The development of the clinician assistant follows the five-step human-centered design cycle of research, defining problems, designing solutions, development, and user evaluation (Harte et al.). The VAs uses the RASA open-source software (Rasa open-source), which provides an easy platform to develop models for virtual assistants. Unlike other AIs, such as ChatGPT, the VA cannot formulate new sentences or execute any command. Instead, it uses only responses and workflows that have been created and evaluated with clinicians and clinical data scientists. While this limits the VA’s abilities, it eliminates the risk of providing incorrect suggestions and information. The VA is also open-source, meaning that all the code, logic, design, and documentation will be available in an understandable form for users to inspect and gain a better understanding of the system if needed.

Creating the VA involves a large interdisciplinary team to tackle the many challenges of building the system. For example, the lawyers, designers, and developers in the project must carefully inspect and integrate the EU’s ethics-by-design regulations (EU). These regulations require that AI systems should make their logic clearly understandable to most users, a problem that many AI researchers have been investigating due to the difficulty of representing complex systems (Sivaraman et al.). Another major challenge is ensuring the agency of clinicians so that the VA assists in analysis but does not disrupt or take over the role of the analyzer (Li et al.).

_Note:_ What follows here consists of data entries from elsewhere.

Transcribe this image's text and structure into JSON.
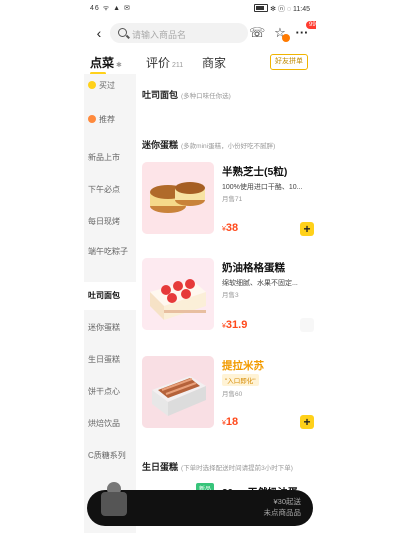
{
  "status_bar": {
    "left": "46 ᯤ ▲ ✉",
    "right": "✻ ⓝ ◌ 11:45",
    "battery": ""
  },
  "header": {
    "search_placeholder": "请输入商品名",
    "cart_badge": "99+"
  },
  "tabs": [
    {
      "label": "点菜",
      "count": ""
    },
    {
      "label": "评价",
      "count": "211"
    },
    {
      "label": "商家",
      "count": ""
    }
  ],
  "share_button": "好友拼单",
  "sidebar": {
    "categories": [
      "买过",
      "推荐",
      "新品上市",
      "下午必点",
      "每日现烤",
      "端午吃粽子",
      "吐司面包",
      "迷你蛋糕",
      "生日蛋糕",
      "饼干点心",
      "烘焙饮品",
      "C质糖系列"
    ],
    "active_index": 6
  },
  "sections": {
    "toast": {
      "title": "吐司面包",
      "subtitle": "(多种口味任你选)"
    },
    "mini_cake": {
      "title": "迷你蛋糕",
      "subtitle": "(多款mini蛋糕，小份好吃不腻胖)"
    },
    "birthday": {
      "title": "生日蛋糕",
      "subtitle": "(下单时选择配送时间请提前3小时下单)"
    }
  },
  "products": [
    {
      "name": "半熟芝士(5粒)",
      "desc": "100%使用进口干酪、10...",
      "sold": "月售71",
      "tag": "",
      "price": "38",
      "currency": "¥"
    },
    {
      "name": "奶油格格蛋糕",
      "desc": "绵软细腻、水果不固定...",
      "sold": "月售3",
      "tag": "",
      "price": "31.9",
      "currency": "¥"
    },
    {
      "name": "提拉米苏",
      "desc": "",
      "sold": "月售60",
      "tag": "\"入口即化\"",
      "price": "18",
      "currency": "¥"
    }
  ],
  "peek": {
    "badge": "新品",
    "name": "20cm天然奶油蛋"
  },
  "bottom_bar": {
    "line1": "¥30起送",
    "line2": "未点商品品"
  }
}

To ensure agency, the VA will not assist users with interpreting data or coming to conclusions, instead focusing on carrying out analysis defined by the user and suggesting additional analyses that they could conduct. Technical challenges include improving the performance of the system to ensure that the VA can understand and carry out as many of the users’ commands as possible and ensuring that the system can respond within seconds.

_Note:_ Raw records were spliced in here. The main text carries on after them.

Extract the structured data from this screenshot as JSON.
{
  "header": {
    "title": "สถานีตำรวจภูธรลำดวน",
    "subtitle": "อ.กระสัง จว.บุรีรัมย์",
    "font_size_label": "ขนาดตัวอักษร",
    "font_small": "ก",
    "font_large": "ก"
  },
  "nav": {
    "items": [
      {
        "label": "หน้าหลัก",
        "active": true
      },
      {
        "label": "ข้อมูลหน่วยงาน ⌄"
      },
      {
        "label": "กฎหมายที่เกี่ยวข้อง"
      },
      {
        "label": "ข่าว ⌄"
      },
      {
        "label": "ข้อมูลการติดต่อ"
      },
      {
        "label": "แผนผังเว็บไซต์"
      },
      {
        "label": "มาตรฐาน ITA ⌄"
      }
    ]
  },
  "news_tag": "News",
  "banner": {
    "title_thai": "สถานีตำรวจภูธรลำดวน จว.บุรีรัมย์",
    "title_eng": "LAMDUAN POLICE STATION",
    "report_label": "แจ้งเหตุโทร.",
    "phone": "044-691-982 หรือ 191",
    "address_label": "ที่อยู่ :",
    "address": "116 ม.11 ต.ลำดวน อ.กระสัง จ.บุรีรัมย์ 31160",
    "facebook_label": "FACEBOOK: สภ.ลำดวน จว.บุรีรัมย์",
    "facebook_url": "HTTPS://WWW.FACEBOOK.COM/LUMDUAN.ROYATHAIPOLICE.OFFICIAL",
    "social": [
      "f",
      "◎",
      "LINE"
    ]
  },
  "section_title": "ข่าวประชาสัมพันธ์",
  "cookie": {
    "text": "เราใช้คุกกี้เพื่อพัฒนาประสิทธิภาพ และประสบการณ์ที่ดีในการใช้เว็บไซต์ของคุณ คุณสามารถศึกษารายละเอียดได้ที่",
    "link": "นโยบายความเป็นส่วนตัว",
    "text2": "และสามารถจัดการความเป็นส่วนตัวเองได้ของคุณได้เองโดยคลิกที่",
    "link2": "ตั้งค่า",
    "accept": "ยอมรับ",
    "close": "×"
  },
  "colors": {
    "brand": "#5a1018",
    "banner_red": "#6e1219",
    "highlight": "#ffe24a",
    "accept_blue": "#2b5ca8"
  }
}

At the time of writing, 130 clinicians have been involved in the project by participating in interviews, workshops, or testing prototypes. As we follow the human-centered design cycle, we involve clinicians in every step to review, guide, and test our work. This feedback continuously guides the design and development of the system to ensure that the functionality aligns with clinical needs. When performing research and defining problems with AI that we need to overcome, interviews and workshops with clinicians guide our understanding of how shortcomings in AI systems (e.g., an AI that does not explain or visualize its logic) might influence clinical use. When designing the VA, clinicians may critique our work or even participate in co-design workshops where they have more control over designing the behavior of the VA. During development and evaluation, large groups of clinicians get access to early prototypes of the VA to test it, provide feedback, and share data about its user experience (UX). Finally, once we analyze data from all these activities, we come to clinicians with our conclusions to discuss future steps. Moreover, all of these user activities provide data that we use to train our VA to better understand clinicians’ requests and create new responses.

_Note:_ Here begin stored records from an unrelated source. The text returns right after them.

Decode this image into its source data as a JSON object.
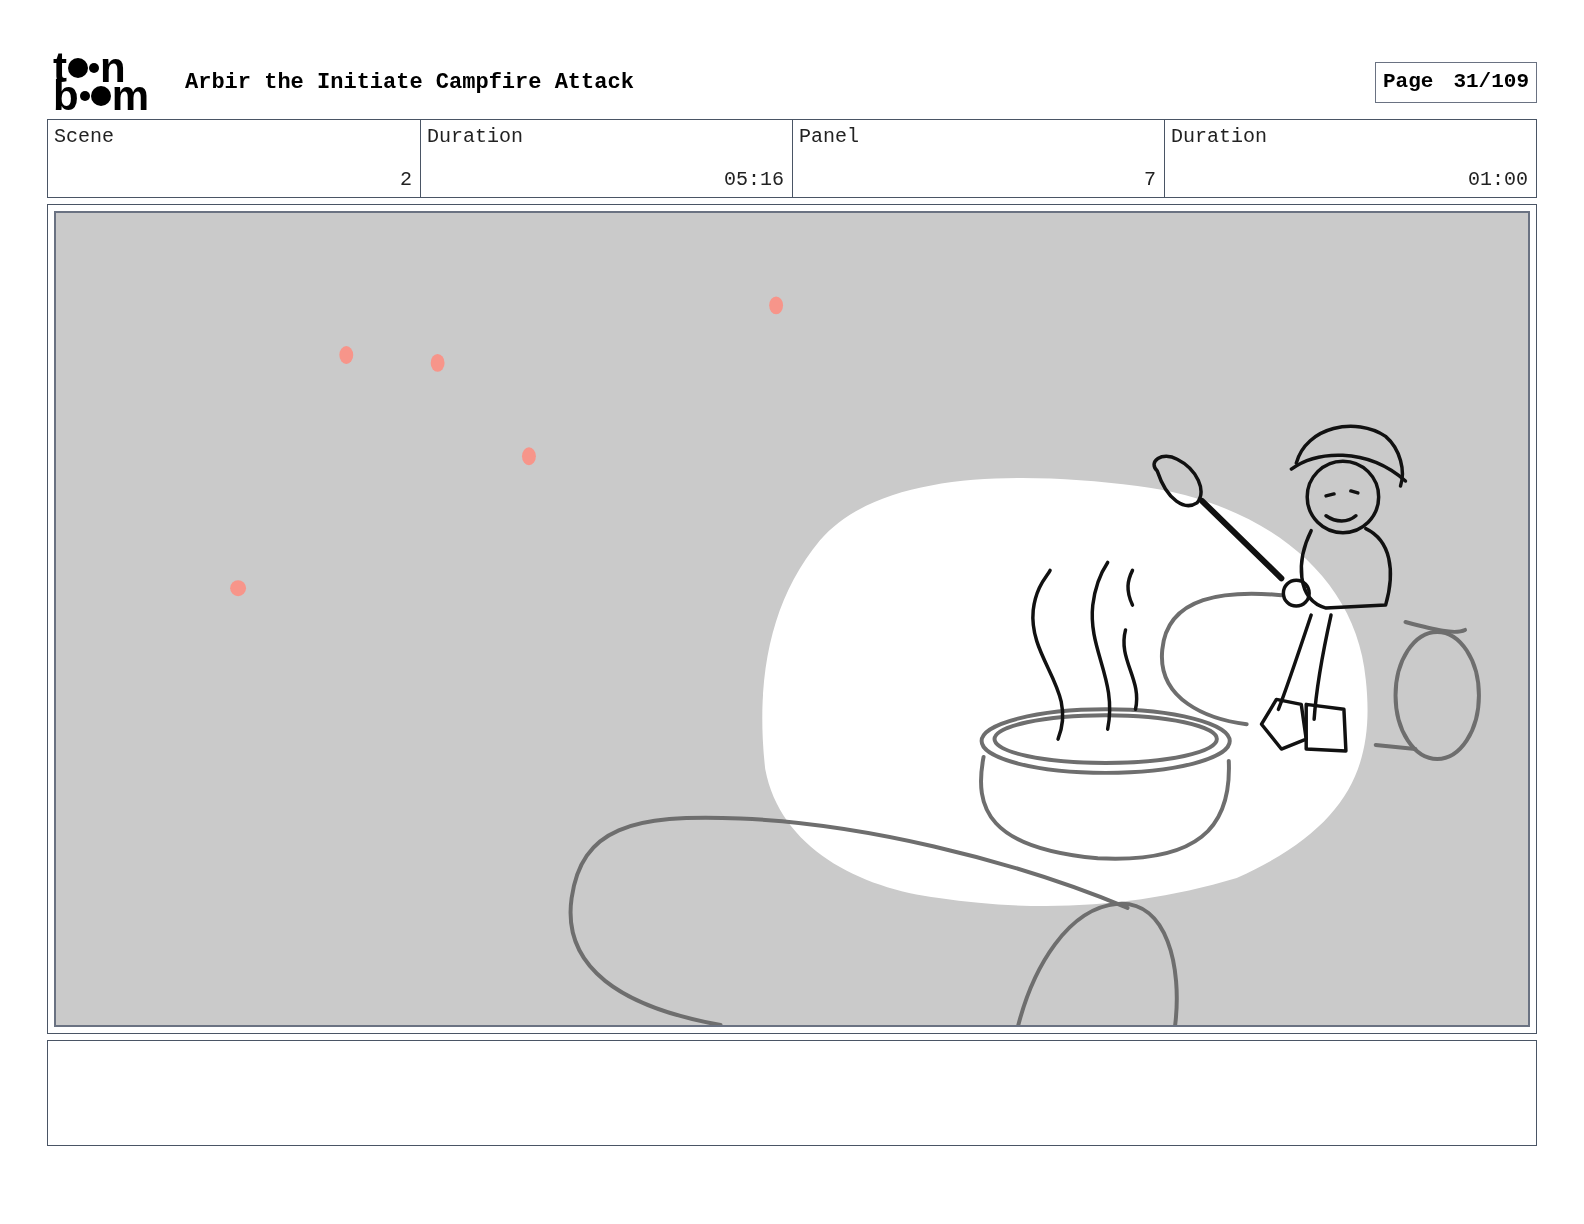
{
  "logo": {
    "top": [
      "t",
      "n"
    ],
    "bottom": [
      "b",
      "m"
    ]
  },
  "title": "Arbir the Initiate Campfire Attack",
  "page": {
    "label": "Page",
    "value": "31/109"
  },
  "info_table": {
    "columns": [
      "Scene",
      "Duration",
      "Panel",
      "Duration"
    ],
    "rows": [
      [
        "2",
        "05:16",
        "7",
        "01:00"
      ]
    ]
  }
}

Unlike many AI systems, the VA will not automatically learn and adapt over time. Instead, the VA will log interactions (e.g., which analysis users conducted), and a team of designers and developers will use this data to manually update the VA with an improved model and new features. New versions will also be tested with users before being deployed. This will ensure that future versions of the VA will still maintain the same clinical validity and that human overseers can understand the VA’s evolution over time, as defined by the EU’s ethics-by-design regulations.
The VA will comply with GDPR and RES-Q’s data protections, processing only aggregated data without accessing user or patient information. It determines required analyses and informs RES-Q without handling sensitive details. A team of developers, lawyers, and GDPR experts continuously reviews its protocols to ensure compliance with evolving privacy standards.